Severity-based Assessment of Historical and Future Precipitation Extremes Over Kerala Using ETCCDI Indices and CMIP6 Projections
摘要
Evaluation of how extreme precipitation responds to climate change is critical in monsoon-dominated regions such as Kerala, India. This present study aims to provide a comprehensive assessment of historical and future precipitation extremes by integrating Expert Team on Climate Change Detection and Indices (ETCCDI), the coupled model Intercomparison Project Phase 6 (CMIP6) climate projections and Generalised Extreme Value (GEV) based severity analysis. Daily precipitation from regionally downscaled CMIP6 models (0.250 × 0.250) was evaluated against the India Meteorological Department (IMD) gridded observations.
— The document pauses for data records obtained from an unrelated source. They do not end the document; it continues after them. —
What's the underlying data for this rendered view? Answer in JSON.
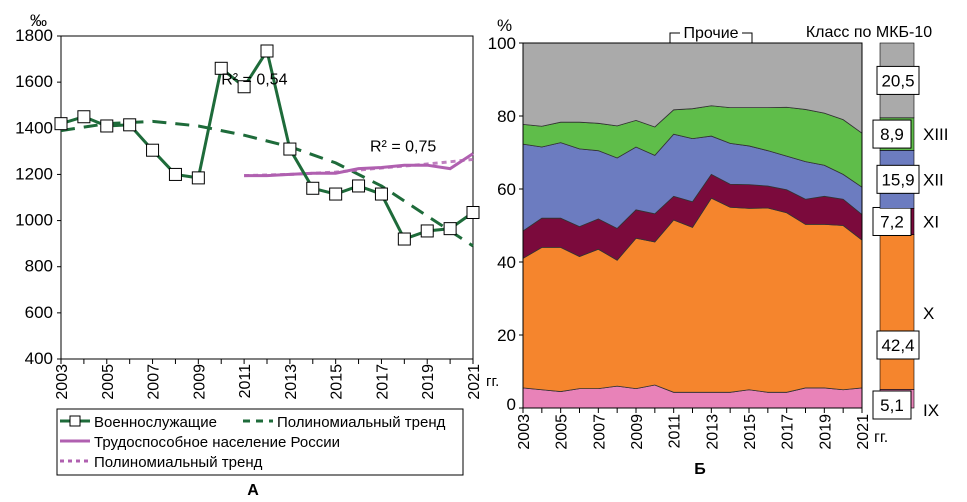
{
  "chart_data": [
    {
      "type": "line",
      "panel_label": "А",
      "ylabel": "‰",
      "ylim": [
        400,
        1800
      ],
      "yticks": [
        400,
        600,
        800,
        1000,
        1200,
        1400,
        1600,
        1800
      ],
      "xlim": [
        2003,
        2021
      ],
      "xticks": [
        "2003",
        "2005",
        "2007",
        "2009",
        "2011",
        "2013",
        "2015",
        "2017",
        "2019",
        "2021"
      ],
      "xunit": "гг.",
      "grid": false,
      "legend_placement": "bottom",
      "series": [
        {
          "name": "Военнослужащие",
          "color": "#1e6b3a",
          "style": "solid-square-markers",
          "x": [
            2003,
            2004,
            2005,
            2006,
            2007,
            2008,
            2009,
            2010,
            2011,
            2012,
            2013,
            2014,
            2015,
            2016,
            2017,
            2018,
            2019,
            2020,
            2021
          ],
          "y": [
            1420,
            1450,
            1410,
            1415,
            1305,
            1200,
            1185,
            1660,
            1580,
            1735,
            1310,
            1140,
            1115,
            1150,
            1115,
            920,
            955,
            965,
            1035
          ]
        },
        {
          "name": "Полиномиальный тренд",
          "color": "#1e6b3a",
          "style": "dashed",
          "x": [
            2003,
            2005,
            2007,
            2009,
            2011,
            2013,
            2015,
            2017,
            2019,
            2021
          ],
          "y": [
            1390,
            1420,
            1430,
            1410,
            1370,
            1320,
            1250,
            1150,
            1020,
            890
          ]
        },
        {
          "name": "Трудоспособное население России",
          "color": "#b060b0",
          "style": "solid",
          "x": [
            2011,
            2012,
            2013,
            2014,
            2015,
            2016,
            2017,
            2018,
            2019,
            2020,
            2021
          ],
          "y": [
            1195,
            1195,
            1200,
            1205,
            1205,
            1225,
            1230,
            1240,
            1240,
            1225,
            1290
          ]
        },
        {
          "name": "Полиномиальный тренд",
          "color": "#b060b0",
          "style": "dotted",
          "x": [
            2011,
            2013,
            2015,
            2017,
            2019,
            2020,
            2021
          ],
          "y": [
            1195,
            1200,
            1210,
            1228,
            1245,
            1255,
            1265
          ]
        }
      ],
      "annotations": [
        {
          "text": "R² = 0,54",
          "x": 2010,
          "y": 1590
        },
        {
          "text": "R² = 0,75",
          "x": 2016.5,
          "y": 1300
        }
      ]
    },
    {
      "type": "area",
      "stacked": true,
      "panel_label": "Б",
      "ylabel": "%",
      "ylim": [
        0,
        100
      ],
      "yticks": [
        0,
        20,
        40,
        60,
        80,
        100
      ],
      "xticks": [
        "2003",
        "2005",
        "2007",
        "2009",
        "2011",
        "2013",
        "2015",
        "2017",
        "2019",
        "2021"
      ],
      "xunit": "гг.",
      "x": [
        2003,
        2004,
        2005,
        2006,
        2007,
        2008,
        2009,
        2010,
        2011,
        2012,
        2013,
        2014,
        2015,
        2016,
        2017,
        2018,
        2019,
        2020,
        2021
      ],
      "legend_title": "Класс по МКБ-10",
      "series": [
        {
          "name": "IX",
          "color": "#e882b8",
          "values": [
            5.5,
            5,
            4.5,
            5.3,
            5.3,
            6,
            5.3,
            6.3,
            4.3,
            4.3,
            4.3,
            4.3,
            5,
            4.3,
            4.3,
            5.5,
            5.5,
            5,
            5.5
          ]
        },
        {
          "name": "X",
          "color": "#f5852d",
          "values": [
            35.5,
            39,
            39.5,
            36.2,
            38.2,
            34.5,
            41.2,
            39.2,
            47.2,
            45.2,
            53.2,
            50.7,
            49.7,
            50.5,
            49.2,
            44.8,
            44.8,
            45,
            40.5
          ]
        },
        {
          "name": "XI",
          "color": "#7b0a3c",
          "values": [
            7.5,
            8,
            8,
            8.2,
            8.3,
            8.7,
            7.8,
            7.7,
            6.5,
            7,
            6.5,
            6.3,
            6.5,
            6,
            6.3,
            6.9,
            7.7,
            7.2,
            7
          ]
        },
        {
          "name": "XII",
          "color": "#6c7cc0",
          "values": [
            23.8,
            19.5,
            20.7,
            21.3,
            18.7,
            19.3,
            17.2,
            16,
            17,
            17.3,
            10.5,
            11.2,
            10.6,
            9.7,
            9.2,
            10.3,
            8.5,
            6.8,
            7.5
          ]
        },
        {
          "name": "XIII",
          "color": "#5fbd4a",
          "values": [
            5.4,
            5.7,
            5.6,
            7.3,
            7.5,
            8.8,
            7.3,
            7.8,
            6.7,
            8.2,
            8.3,
            9.8,
            10.5,
            11.8,
            13.4,
            14.3,
            14.3,
            15,
            14.8
          ]
        },
        {
          "name": "Прочие",
          "color": "#aaaaaa",
          "values": [
            22.3,
            22.8,
            21.7,
            21.7,
            22,
            22.7,
            21.2,
            23,
            18.3,
            18,
            17.2,
            17.7,
            17.7,
            17.7,
            17.6,
            18.2,
            19.2,
            21,
            24.7
          ]
        }
      ],
      "summary_bar": [
        {
          "class": "IX",
          "value": 5.1,
          "label": "5,1"
        },
        {
          "class": "X",
          "value": 42.4,
          "label": "42,4"
        },
        {
          "class": "XI",
          "value": 7.2,
          "label": "7,2"
        },
        {
          "class": "XII",
          "value": 15.9,
          "label": "15,9"
        },
        {
          "class": "XIII",
          "value": 8.9,
          "label": "8,9"
        },
        {
          "class": "Прочие",
          "value": 20.5,
          "label": "20,5"
        }
      ]
    }
  ]
}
Annual ETCCDI indices were computed for historical and projected climate scenarios, followed by GEV-based severity analysis to identify extreme precipitation hotspots using the top 20% quantile. Results reveal a significant structural reorganisation and intensification of precipitation extremes across the region of Kerala. The near future (2026–2050) shows a clear departure from historical conditions, with mean severity increasing beyond 0.55 at many locations, indicating that enhanced extreme rainfall risk is already emerging due to committed warming. Intermediate emissions produce the strongest and most spatially coherent amplification, while higher emission scenarios show a transition toward fewer but more intense events in the mid future (2051–2075). Rainfall concentration indices exhibit widespread hotspot expansion (54–58%), highlighting increasing dominance of extreme events. Identified hotspots closely align with historically flood and landslide-prone districts such as Idukki and Wayanad. The findings demonstrate that future hydroclimatic risk in Kerala will be governed by rainfall intensity, persistence, and concentration rather than mean changes alone, emphasising the need for severity-based adaptation planning.